It's been a while since I've written. But last week, I was reminded why The Damaged Leader exists.


I recently had the honor of helping a former teammate navigate a crossroads in her career. She was facing a decision that many of us eventually encounter. One path offered a predictable journey - success, stability, comfort. The other path led into the unknown and required her to bet on herself, trust her experience, and remain committed to the things that truly drive her forward.


For whatever reason, I was her call.


Maybe it was because she knew I would be honest. Maybe it was because she trusted that I had her best interests at heart. Maybe it was because she knew I had faced a similar decision myself years ago. Or maybe she simply needed someone willing to sit in the uncertainty with her. Truthfully, I don't know exactly why she called me.


What I do know is that it was an honor.


Leadership is exactly that, an honor. An honor to be trusted. An honor to be invited into someone's difficult moments. An honor to be asked for guidance, even years after the organizational chart that connected you no longer exists.


When Chris and I created The Damaged Leader, our goal was never to share polished success stories. We wanted to talk about the scars. The lessons. The failures. The moments that shape us as leaders long after the promotions fade and the titles change. Last week, I found myself living the very reason we started writing.


There I sat in a coffee shop, latte in hand, helping someone work through a decision that could shape the next chapter of her career.


As we walked through the possibilities, I asked questions more than providing answers. We danced through the pros and cons. We challenged assumptions and explored possibilities. I did my best not to inject my own opinion because, in the end, my opinion wasn't the one that mattered. Only she would have to live with the outcome of the decision.
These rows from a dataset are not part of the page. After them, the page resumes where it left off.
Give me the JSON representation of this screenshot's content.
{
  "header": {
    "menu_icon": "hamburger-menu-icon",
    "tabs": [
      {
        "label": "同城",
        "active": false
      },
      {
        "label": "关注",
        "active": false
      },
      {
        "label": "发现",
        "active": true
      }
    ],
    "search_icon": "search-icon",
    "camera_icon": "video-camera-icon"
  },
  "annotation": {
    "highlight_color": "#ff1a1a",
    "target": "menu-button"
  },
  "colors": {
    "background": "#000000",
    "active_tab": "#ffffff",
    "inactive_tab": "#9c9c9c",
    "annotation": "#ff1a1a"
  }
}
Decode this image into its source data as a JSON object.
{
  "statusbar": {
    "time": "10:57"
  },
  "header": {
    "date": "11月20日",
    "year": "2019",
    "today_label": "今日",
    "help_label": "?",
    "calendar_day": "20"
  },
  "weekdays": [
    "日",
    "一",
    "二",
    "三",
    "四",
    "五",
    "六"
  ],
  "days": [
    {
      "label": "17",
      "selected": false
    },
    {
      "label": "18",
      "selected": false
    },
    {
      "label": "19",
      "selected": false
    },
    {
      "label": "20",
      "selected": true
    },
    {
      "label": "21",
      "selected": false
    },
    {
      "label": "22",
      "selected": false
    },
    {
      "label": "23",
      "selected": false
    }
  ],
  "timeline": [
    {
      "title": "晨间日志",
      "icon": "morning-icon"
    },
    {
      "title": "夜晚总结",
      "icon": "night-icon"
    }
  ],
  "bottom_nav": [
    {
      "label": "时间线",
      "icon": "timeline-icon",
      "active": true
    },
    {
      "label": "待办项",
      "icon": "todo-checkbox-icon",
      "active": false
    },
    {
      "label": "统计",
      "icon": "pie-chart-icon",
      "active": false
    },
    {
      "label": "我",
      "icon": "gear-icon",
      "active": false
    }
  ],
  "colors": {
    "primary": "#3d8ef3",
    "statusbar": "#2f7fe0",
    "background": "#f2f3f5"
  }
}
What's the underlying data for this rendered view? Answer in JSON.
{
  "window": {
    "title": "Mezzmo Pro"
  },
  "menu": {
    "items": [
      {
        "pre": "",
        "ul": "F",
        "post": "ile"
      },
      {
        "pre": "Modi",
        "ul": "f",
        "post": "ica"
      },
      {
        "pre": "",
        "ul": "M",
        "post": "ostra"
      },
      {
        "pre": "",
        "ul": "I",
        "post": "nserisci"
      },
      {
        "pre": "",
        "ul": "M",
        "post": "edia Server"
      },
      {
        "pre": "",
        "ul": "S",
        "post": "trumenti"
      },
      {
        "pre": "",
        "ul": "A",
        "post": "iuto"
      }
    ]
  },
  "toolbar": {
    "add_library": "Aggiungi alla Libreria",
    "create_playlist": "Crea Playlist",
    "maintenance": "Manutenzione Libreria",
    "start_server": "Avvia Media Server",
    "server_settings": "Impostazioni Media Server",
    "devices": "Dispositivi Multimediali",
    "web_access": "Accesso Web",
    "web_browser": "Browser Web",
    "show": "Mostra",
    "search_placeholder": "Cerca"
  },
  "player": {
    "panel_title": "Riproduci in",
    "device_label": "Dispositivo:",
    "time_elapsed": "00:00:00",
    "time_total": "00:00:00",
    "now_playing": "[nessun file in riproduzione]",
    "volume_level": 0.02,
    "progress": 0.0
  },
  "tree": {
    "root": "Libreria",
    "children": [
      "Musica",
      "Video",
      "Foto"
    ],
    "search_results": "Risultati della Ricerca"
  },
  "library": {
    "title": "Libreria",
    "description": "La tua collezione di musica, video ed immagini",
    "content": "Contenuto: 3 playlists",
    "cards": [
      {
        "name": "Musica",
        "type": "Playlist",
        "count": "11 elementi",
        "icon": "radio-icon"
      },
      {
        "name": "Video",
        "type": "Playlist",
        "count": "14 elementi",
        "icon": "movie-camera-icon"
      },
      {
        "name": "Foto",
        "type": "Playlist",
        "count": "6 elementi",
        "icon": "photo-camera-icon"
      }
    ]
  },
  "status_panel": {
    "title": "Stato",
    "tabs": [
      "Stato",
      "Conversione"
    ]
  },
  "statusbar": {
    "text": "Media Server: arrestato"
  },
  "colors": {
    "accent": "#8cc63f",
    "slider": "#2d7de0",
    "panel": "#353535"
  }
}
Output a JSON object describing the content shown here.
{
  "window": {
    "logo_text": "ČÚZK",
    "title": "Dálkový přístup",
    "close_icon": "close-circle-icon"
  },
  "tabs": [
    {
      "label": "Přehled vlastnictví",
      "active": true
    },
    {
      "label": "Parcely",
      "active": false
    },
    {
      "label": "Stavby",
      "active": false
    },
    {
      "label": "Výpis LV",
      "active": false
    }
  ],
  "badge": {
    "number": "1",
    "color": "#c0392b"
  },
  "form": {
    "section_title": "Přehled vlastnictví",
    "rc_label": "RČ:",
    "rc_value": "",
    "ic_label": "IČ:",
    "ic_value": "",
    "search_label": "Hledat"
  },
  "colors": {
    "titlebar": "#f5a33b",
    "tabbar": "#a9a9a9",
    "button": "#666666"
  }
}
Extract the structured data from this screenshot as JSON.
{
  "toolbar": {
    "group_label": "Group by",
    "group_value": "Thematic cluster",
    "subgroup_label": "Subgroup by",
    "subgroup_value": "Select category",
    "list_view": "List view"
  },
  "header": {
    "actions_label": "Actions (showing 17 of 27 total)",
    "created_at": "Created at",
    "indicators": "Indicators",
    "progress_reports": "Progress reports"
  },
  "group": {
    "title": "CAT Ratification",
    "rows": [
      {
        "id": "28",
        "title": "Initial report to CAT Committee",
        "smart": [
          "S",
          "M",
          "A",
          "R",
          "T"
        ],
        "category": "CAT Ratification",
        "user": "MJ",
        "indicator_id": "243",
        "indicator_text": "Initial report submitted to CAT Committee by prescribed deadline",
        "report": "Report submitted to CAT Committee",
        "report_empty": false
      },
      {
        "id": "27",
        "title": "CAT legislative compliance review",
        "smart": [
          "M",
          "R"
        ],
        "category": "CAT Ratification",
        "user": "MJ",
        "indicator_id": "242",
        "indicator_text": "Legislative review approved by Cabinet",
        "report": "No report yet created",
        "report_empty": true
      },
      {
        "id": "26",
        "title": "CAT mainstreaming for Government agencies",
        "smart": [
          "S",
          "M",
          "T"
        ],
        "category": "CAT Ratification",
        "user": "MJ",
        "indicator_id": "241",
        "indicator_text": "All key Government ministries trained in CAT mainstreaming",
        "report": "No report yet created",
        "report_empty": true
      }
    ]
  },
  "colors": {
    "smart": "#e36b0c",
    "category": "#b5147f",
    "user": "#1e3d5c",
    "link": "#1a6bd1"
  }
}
What quietly struck me most was how much she reminded me of myself at that age.


Not because our stories are identical, but because I recognized the same hunger for growth. The same curiosity. The same willingness to pursue something bigger, even when the safer option sat right in front of her. She is thoughtful, sharp, and driven. The kind of person who asks questions that force you to think. The kind of person whose potential is matched by her character. She possesses a discipline that many of us lacked early in our careers - the ability to slow down, think deeply, and seek perspective before making a decision.


As I listened to her wrestle with the possibilities, I couldn't help but think back to my own crossroads.


Years ago, I accepted a promotion that required me to move to a new city. On paper, it looked like an easy decision. It looked like success and career growth. It looked like everything I had been working toward.


What nobody saw were the questions that came with it. The uncertainty, the fear, and the loneliness of making a life-changing decision without anyone who truly understood what I was experiencing.


I remember sitting on my side of the table, staring into my own cup of coffee, wishing I had someone who had already walked the path ahead of me. Someone who could help me think through the decision without telling me what to do. Someone who could challenge my assumptions, ask the right questions, and help clear the dust so I could see the road in front of me.


I didn't have that person. It was just me, my coffee, and a saucer.


A few days after meeting with her, I realized why the conversation had stayed with me.

It wasn't because of the decision she was facing. It wasn't because of the advice I gave. It was because my role had changed.


When I was younger, my career was the coffee. The energy. The substance. The thing everyone came for. The center of attention sitting in the middle of the table. But somewhere along the way, it evolved, and so did I.


I am no longer the coffee. I am the saucer.


The support underneath. The thing that helps stabilize when life feels like it might tip over. The thing that catches the spill when emotions overflow. The thing that often goes unnoticed but quietly serves an important purpose.


Nobody walks into a coffee shop excited about the saucer. Nobody compliments the saucer. Yet without it, things can become a lot messier.


I think many of us spend the first half of our careers trying to become the coffee. We chase the promotions, the recognition, the opportunities, and the titles. But if we're fortunate, we eventually realize that some of the most meaningful leadership and career moments happen long after the promotions stop mattering.


They happen when a former teammate calls for advice. When someone trusts you enough to share their uncertainty. When you realize that your impact didn't end when the paychecks did.


In the days following our conversation, I found myself overwhelmed with gratitude. Gratitude that she trusted me, that she thought of me. That somewhere along the way, I had apparently made enough of a difference that years later, in a pivotal moment, she picked up the phone.


One of my favorite leadership quotes comes from Simon Sinek's Leaders Eat Last: "Leadership is a choice, not a rank." Last week, I experienced this in real life.


The title may disappear and the company may change. The team may scatter in a hundred different directions. But leadership doesn't end when employment does.


It evolves.


The greatest measure of leadership isn't how many people reported to you or the title on your business card. It's whether your impact lasts longer than your employment.


Fourteen years ago, I sat across from uncertainty, wishing someone was sitting on the other side of the table with me.


Last week, I realized I had become that person for someone else.


And for me, there may be no greater honor than that.